Date of this Version
Transboundary and Emerging Diseases (2012); doi:10.1111/tbed.12032
Mycobacterium bovis, the causative agent of tuberculosis in animals, has a broad host range, including humans. Historically, public health concerns prompted programs to eradicate tuberculosis from cattle in many nations. Eradication efforts decreased the prevalence of bovine tuberculosis; nevertheless, some countries encountered significant obstacles, not least of which was a wildlife reservoir of M. bovis. Efforts to decrease the size of the affected wildlife populations have neither eliminated disease nor eliminated transmission to cattle. Consequently, the use of a vaccine for wildlife is being explored. The vaccine most studied is M. bovis BCG, an attenuated live vaccine, first developed 100 years ago. The most efficient and effective means of vaccinating wildlife will be an oral vaccine. White-tailed deer in Michigan, USA, constitute a reservoir of M. bovis.
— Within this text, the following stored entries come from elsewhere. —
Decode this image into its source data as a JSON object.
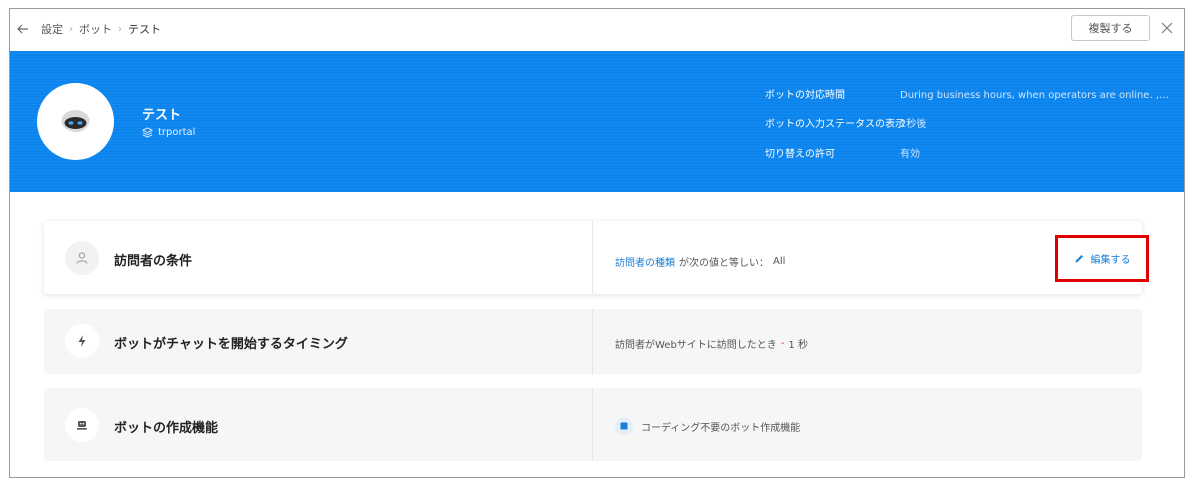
{
  "breadcrumb": {
    "items": [
      "設定",
      "ボット",
      "テスト"
    ]
  },
  "toolbar": {
    "duplicate_label": "複製する"
  },
  "bot": {
    "name": "テスト",
    "workspace": "trportal"
  },
  "info": {
    "rows": [
      {
        "label": "ボットの対応時間",
        "value": "During business hours, when operators are online. , 営業時..."
      },
      {
        "label": "ボットの入力ステータスの表示",
        "value": "2秒後"
      },
      {
        "label": "切り替えの許可",
        "value": "有効"
      }
    ]
  },
  "cards": {
    "visitor": {
      "title": "訪問者の条件",
      "desc_link": "訪問者の種類",
      "desc_text": "が次の値と等しい：",
      "desc_value": "All",
      "edit_label": "編集する"
    },
    "timing": {
      "title": "ボットがチャットを開始するタイミング",
      "desc_text": "訪問者がWebサイトに訪問したとき",
      "desc_sep": "-",
      "desc_value": "1 秒"
    },
    "builder": {
      "title": "ボットの作成機能",
      "desc_text": "コーディング不要のボット作成機能"
    }
  },
  "colors": {
    "hero": "#0b84ee",
    "link": "#1a7fd6",
    "highlight": "#e00000"
  },
  "icons": {
    "back": "arrow-left-icon",
    "close": "close-icon",
    "workspace": "stack-icon",
    "visitor": "user-icon",
    "timing": "lightning-icon",
    "builder": "robot-icon",
    "edit": "pencil-icon",
    "nocode": "cube-icon"
  }
}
White-tailed deer are a popular game species, and as such, represent a food animal to many hunters. BCG persistence in deer tissues could result in human exposure to BCG. Although non-pathogenic, BCG exposure could induce false-positive skin test results, confounding the central component of public health surveillance for TB. The objective of the present study in white-tailed deer was to evaluate persistence of lipid-encapsulated BCG and a liquid suspension of BCG after oral administration at two different dosages. Vaccine was not recovered at any time after oral consumption of a bait containing a single dose (1 X 108 CFU) of lipid-encapsulated BCG. However, persistence was consistent in deer consuming 10 lipid-encapsulated baits (1 X 109 CFU), with BCG recovered from at least one deer at 1, 3, 6, 9 and 12 months after consumption. Persistence of up to 9 months was seen in deer vaccinated with orally with a liquid suspension. Persistence of BCG was limited to lymphoid tissue and never found in samples of muscle collected at each time point. Although the risk of exposure to hunters is low, BCG persistence should be considered prior to field use in white-tailed deer.